The GCABC president spoke of new initiatives that the new executives have outlined with a view to making the association more forward-looking. Prominent among these initiatives is a youth scholarship fund that he hoped would be invested in children’s education, because he surmised that the best investment is in education.

Also addressed by Dr. Quist-Adade is the need to be able to issue tax receipts to donors so that more people can donate generously to the association’s coffers. In this connection, a constitutional review committee has been mandated with the task of updating the association’s constitution in order to meet the requirements for such status.

In her keynote speech, Dr. Elaine Decker, in keeping with the theme for the year, spoke about the bond between Kwantlen University College and the GCABC and the joint efforts between the two by highlighting the role of the two as educators and community leaders and their commitment to both the past and the present.
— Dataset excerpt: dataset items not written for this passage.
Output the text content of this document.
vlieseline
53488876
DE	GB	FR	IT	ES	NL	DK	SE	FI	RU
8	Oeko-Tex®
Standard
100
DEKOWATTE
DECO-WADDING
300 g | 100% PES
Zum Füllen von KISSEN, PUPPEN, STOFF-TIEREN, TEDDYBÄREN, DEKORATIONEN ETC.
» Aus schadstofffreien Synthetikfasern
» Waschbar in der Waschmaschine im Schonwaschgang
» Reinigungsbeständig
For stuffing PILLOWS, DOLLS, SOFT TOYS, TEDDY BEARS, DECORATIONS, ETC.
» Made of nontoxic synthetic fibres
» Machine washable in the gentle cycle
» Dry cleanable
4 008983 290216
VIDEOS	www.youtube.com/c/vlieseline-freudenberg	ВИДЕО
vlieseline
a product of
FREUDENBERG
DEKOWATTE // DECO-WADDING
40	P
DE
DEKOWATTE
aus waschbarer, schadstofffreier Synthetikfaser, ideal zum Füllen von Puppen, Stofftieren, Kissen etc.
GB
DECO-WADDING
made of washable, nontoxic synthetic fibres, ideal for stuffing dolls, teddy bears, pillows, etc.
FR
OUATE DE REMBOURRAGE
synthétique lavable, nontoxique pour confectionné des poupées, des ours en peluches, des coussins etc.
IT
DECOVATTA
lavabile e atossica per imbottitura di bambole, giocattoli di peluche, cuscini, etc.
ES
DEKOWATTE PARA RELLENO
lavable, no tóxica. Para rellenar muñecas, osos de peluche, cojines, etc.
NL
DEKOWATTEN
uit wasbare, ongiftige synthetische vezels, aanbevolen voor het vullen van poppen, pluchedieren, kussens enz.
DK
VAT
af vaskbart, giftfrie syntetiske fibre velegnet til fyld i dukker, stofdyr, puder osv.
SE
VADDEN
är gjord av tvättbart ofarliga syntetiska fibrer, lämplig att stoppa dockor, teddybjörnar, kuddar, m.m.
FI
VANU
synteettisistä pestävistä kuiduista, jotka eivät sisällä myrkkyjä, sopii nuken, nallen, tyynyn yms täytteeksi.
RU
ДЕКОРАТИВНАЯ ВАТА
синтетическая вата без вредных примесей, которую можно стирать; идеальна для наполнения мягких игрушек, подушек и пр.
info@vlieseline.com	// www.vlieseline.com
Dr. Decker spoke about teachers first meeting their students and coming to know their histories, traditions and gifts. She spoke of the learning opportunities created for the students that will move them from their current place of knowing to that new and different place. She said Ghanaians are agents of change on two continents - Africa and North America.

Dr. Decker reminded the audience that the new place doesn’t erase the previous location from the learner’s memory but is rather built on the foundation of their histories, even though it is a different place.

She added that this new place uses their traditions but in new ways and offers them a chance to apply their gifts in the creation of new ideas which are then used to start a new journey.

Learning, Dr. Decker said, is not a spectator sport, as the coming together of any two communities requires each member to develop and practice communication skills. She sums up this idea by quoting Nicholas Burbules and Suzanne Rice who wrote about “the self-imposition of restraint in order that others may have a turn to speak”. Continuing, Dr. Decker said learning and changing require imagination, giving us the capacity to see beyond what is, to what might be. She spoke of courage as a necessary tool to underwrite that imagination and to sustain the effort to convert the imaginary to the real. She said learners and leaders either believe they can or cannot and either way is right. This, she added, speaks to the immense power of hope, which is in some ways a combination of imagination and courage.

Dr. Decker used the story of Milo, the hero of Norton Juster’s book, “The Phantom Tollbooth”, where Milo, like many adolescents, is bored with his life and is sent by the king to go into the mountains of ignorance to rescue the princesses of rhyme and reason who have been imprisoned there.